Minister of State for Combatting Corruption
- In office 27 January 2015 – 23 September 2015
- Prime Minister: Alexis Tsipras Vassiliki Thanou-Christophilou

Personal details
- Born: 1949 (age 76–77) Mani Peninsula, Greece
- Party: Independent

= Panagiotis Nikoloudis =

Greek prosecutor and politician

Panagiotis Nikoloudis (Παναγιώτης Νικολούδης; born 1949) is a Greek prosecutor who served as the Minister of State for Combatting Corruption in the Caretaker Cabinet of Vassiliki Thanou-Christophilou and the Cabinet of Alexis Tsipras.

==Professional career==

He had been deputy prosecutor-general of the Greek Supreme Court and chairman of the Finance Intelligence Unit, a watchdog responsible for investigating financial crimes.

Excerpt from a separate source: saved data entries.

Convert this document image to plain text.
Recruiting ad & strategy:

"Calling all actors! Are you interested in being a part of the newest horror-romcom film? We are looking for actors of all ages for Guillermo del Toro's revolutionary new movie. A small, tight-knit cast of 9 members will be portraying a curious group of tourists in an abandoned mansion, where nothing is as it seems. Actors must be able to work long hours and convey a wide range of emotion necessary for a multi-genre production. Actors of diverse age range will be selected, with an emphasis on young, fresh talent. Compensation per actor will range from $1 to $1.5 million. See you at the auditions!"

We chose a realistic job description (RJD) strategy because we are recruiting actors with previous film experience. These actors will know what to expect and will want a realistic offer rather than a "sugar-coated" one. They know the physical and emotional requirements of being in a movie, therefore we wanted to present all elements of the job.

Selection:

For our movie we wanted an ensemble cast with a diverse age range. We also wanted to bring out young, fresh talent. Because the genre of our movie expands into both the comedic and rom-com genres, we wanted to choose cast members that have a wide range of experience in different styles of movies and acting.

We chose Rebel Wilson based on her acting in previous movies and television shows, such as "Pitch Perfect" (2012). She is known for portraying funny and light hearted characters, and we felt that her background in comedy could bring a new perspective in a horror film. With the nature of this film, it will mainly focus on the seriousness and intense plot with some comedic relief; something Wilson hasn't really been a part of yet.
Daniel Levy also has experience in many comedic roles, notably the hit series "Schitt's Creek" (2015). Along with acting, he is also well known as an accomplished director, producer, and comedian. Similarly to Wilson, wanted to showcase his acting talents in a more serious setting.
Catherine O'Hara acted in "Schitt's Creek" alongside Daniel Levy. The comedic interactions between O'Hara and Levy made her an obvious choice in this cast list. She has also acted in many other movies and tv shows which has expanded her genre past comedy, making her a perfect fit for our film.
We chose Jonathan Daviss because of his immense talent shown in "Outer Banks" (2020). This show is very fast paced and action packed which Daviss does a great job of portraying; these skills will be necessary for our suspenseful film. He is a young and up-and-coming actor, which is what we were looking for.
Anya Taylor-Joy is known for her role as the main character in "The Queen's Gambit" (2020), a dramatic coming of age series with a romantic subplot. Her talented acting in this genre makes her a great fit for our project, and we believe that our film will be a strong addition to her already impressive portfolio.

In February 2012, Nikoloudis revealed that one Member of the Hellenic Parliament (MP) had deposited one million Euros abroad in May 2011. In a session of the parliamentary Committee for Institutions and Transparency, he said, "To take your money abroad is not a sin, it is not illegal in the formal sense of the law, but for me it is indicative." In response, the Deputy Prime Minister, Evangelos Venizelos, revealed that the Ministry of Finance had found a number of instances of MPs sending money abroad in 2011 and had asked for the Finance Intelligence Unit's help on a number of these cases.

==Political career==

On 27 January 2015, Nikoloudis was appointed as Minister of State for Combatting Corruption in Alexis Tsipras' cabinet. Shortly after taking on the role, in February 2015, he said that he was targeting a "handful of families who think that the state and public service exists to service their own interests." However, in an interview, he elaborated that he was not just targeting the rich in general as "I would be crazy to think like that."

In March 2015, it was announced that Nikoloudis was investigating 80,000 wealthy Greeks who were suspected of having at least 200,000 Euros each in undeclared funds in bank accounts abroad. Speaking to The Times, he said: "I'm not concerned about the so-called Lagarde list. It's just a footnote in this overriding bid to hunt down tax cheats."